Canada's Credit Cycle Has Never Been This Desynchronized From the United States
Canada has entered the very late innings of its super-charged private sector credit cycle, one that has completely decoupled from that of its largest trading partner, according to Macquarie Analyst David Doyle.
"Canada’s private sector nonfinancial debt to GDP ratio (includes household debt and non-financial business debt) has skyrocketed since 2005, rising by over 60 percentage points," he wrote. "This is a greater magnitude of increase than occurred for the forty years prior (1965 to 2005)."
As a result of this prolonged binge, Canada's private sector non-financial debt-to-GDP exceeds the comparable U.S. ratio by its highest level on record:
In the wake of the credit crisis through 2015, the U.S. economy experienced a painful deleveraging, with the ratio of private sector debt-to-GDP falling by an average of 2 percentage points per year.
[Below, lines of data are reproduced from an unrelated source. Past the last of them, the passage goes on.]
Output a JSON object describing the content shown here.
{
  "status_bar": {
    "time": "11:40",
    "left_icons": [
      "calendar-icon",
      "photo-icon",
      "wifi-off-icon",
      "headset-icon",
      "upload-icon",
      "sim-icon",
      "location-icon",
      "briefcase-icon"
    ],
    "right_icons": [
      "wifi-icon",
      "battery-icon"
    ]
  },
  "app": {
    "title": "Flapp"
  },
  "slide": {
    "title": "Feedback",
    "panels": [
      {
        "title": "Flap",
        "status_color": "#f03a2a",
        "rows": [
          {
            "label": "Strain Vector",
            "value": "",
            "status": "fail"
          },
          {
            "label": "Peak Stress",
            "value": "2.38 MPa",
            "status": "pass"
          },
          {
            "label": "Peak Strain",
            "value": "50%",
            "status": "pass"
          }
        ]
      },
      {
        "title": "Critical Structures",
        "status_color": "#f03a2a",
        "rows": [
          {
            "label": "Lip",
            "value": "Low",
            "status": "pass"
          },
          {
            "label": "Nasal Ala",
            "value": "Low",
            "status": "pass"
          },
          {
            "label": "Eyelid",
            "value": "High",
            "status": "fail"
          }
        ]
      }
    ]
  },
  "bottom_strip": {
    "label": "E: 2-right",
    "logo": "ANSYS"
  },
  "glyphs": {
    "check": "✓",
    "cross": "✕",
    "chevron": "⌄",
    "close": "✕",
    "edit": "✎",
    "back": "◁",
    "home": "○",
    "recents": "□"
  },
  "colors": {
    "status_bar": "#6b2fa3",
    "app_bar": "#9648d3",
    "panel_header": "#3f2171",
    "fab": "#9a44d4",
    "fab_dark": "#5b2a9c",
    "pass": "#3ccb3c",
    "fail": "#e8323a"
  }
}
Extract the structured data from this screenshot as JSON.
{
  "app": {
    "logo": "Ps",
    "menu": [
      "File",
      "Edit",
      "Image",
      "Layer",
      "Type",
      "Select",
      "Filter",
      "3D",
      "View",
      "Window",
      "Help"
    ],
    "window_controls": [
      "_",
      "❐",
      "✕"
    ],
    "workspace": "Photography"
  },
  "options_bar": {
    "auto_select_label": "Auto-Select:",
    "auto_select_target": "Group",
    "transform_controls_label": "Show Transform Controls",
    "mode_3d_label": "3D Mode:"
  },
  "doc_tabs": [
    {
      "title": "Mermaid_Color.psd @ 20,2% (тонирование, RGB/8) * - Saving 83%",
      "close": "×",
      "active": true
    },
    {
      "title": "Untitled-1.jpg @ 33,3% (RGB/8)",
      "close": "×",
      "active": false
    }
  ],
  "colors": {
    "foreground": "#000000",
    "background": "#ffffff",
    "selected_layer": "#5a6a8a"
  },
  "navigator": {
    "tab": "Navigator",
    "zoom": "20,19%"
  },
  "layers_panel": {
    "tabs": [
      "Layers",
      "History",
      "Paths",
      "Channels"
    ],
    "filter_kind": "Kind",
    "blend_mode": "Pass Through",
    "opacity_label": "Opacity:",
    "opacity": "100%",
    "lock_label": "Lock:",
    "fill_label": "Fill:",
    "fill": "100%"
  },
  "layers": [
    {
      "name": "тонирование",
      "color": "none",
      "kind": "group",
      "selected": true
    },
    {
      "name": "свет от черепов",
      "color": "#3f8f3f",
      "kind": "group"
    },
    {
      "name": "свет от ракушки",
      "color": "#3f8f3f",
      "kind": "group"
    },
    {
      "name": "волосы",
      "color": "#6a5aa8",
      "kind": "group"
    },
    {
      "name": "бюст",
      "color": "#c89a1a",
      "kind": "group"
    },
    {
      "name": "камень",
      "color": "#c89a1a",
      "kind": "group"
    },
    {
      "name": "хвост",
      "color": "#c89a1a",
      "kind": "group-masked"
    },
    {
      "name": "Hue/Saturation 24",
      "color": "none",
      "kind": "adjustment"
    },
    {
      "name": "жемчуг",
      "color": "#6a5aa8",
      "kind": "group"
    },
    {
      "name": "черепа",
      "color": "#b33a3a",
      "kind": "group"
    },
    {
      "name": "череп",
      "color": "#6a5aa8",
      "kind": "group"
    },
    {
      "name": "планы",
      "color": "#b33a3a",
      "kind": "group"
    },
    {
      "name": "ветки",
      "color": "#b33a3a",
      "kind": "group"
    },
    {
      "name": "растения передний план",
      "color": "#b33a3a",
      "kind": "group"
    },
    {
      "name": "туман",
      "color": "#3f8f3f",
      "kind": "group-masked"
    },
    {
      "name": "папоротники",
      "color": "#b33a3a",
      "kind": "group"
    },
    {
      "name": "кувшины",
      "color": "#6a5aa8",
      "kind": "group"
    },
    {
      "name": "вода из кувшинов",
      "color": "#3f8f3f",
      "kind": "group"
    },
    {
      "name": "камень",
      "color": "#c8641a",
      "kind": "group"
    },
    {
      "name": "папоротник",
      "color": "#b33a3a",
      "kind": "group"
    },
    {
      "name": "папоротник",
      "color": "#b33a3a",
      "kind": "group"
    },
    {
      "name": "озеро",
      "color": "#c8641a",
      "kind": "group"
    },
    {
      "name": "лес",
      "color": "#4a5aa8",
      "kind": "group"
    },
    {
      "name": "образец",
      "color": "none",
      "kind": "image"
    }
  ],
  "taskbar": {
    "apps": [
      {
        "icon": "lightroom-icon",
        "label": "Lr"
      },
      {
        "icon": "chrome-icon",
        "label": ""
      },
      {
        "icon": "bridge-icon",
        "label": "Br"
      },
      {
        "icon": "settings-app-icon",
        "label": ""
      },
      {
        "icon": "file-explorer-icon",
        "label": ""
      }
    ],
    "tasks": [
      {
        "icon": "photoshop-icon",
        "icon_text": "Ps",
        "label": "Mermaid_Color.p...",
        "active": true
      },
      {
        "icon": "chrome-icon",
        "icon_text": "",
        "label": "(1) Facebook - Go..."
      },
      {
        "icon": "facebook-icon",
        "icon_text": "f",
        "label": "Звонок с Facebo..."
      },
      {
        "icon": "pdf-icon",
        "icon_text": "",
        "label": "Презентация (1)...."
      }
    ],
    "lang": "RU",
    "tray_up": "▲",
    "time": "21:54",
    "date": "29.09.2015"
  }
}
Meanwhile, Canada's credit cycle kicked into overdrive, with private sector debt-to-GDP rising nearly 5 percentage points each year.
Doyle indicated that it was the smaller retreat in Canadian home prices and the continuation of the commodity supercycle the enabled the credit cycle in the Great White North to decouple so markedly from that of the world's largest economy.
"What I've been telling clients is that Canada came through the financial crisis looking relatively good not because of productivity-enhancing advancements or anything like that, but by going through this hyper-leveraging cycle," said Doyle in a telephone interview.
While credit growth is poised to serve as a continued tailwind to activity south of the border, the analyst expects that Canada's credit frenzy will soon be over.
He suggested that the confluence of a surge in young, heavily-indebted households (eerily similar to the pre-crisis U.S.); ripple effects on employment from lower oil prices; and an increase in banks' funding costs due to global financial volatility and liftoff from the U.S. Fed—which have been passed along to households, and in particular, businesses—is likely to substantially slow the growth of Canadian private debt relative to GDP
In 2015, the Canadian economy was highly reliant on interest-rate sensitive segments for growth. Through November, more than half of the growth in the services side of the economy was attributable to the expansion of the real estate sub-sector.
It's hard to think of two economies that are more intertwined than Canada and the United States. Of the 120 instances since 1983 in which U.S. quarterly growth was positive, the Canadian economy also expanded 92.5 percent of the time. Two of these divergences occurred during the first half of 2015, and another two in 1986—the last supply-side fueled crash in oil prices.
Desynchronized credit cycles threaten to facilitate a further divorce in real activity between the two nations.
A best-case scenario for Canada would see the nation muddle through with a few years of sluggish growth, judged Doyle. Fiscal stimulus, a modest pick-up in non-energy goods exports, and growth in the export-oriented segments of the services sector could provide significant offset to the deterioration in credit-sensitive sectors that the analyst sees in the offing.
"We do see a path out, I don't know if I'd call it a beautiful one, but Canada doesn't have to look like the U.S. in 2008-2009," said Doyle.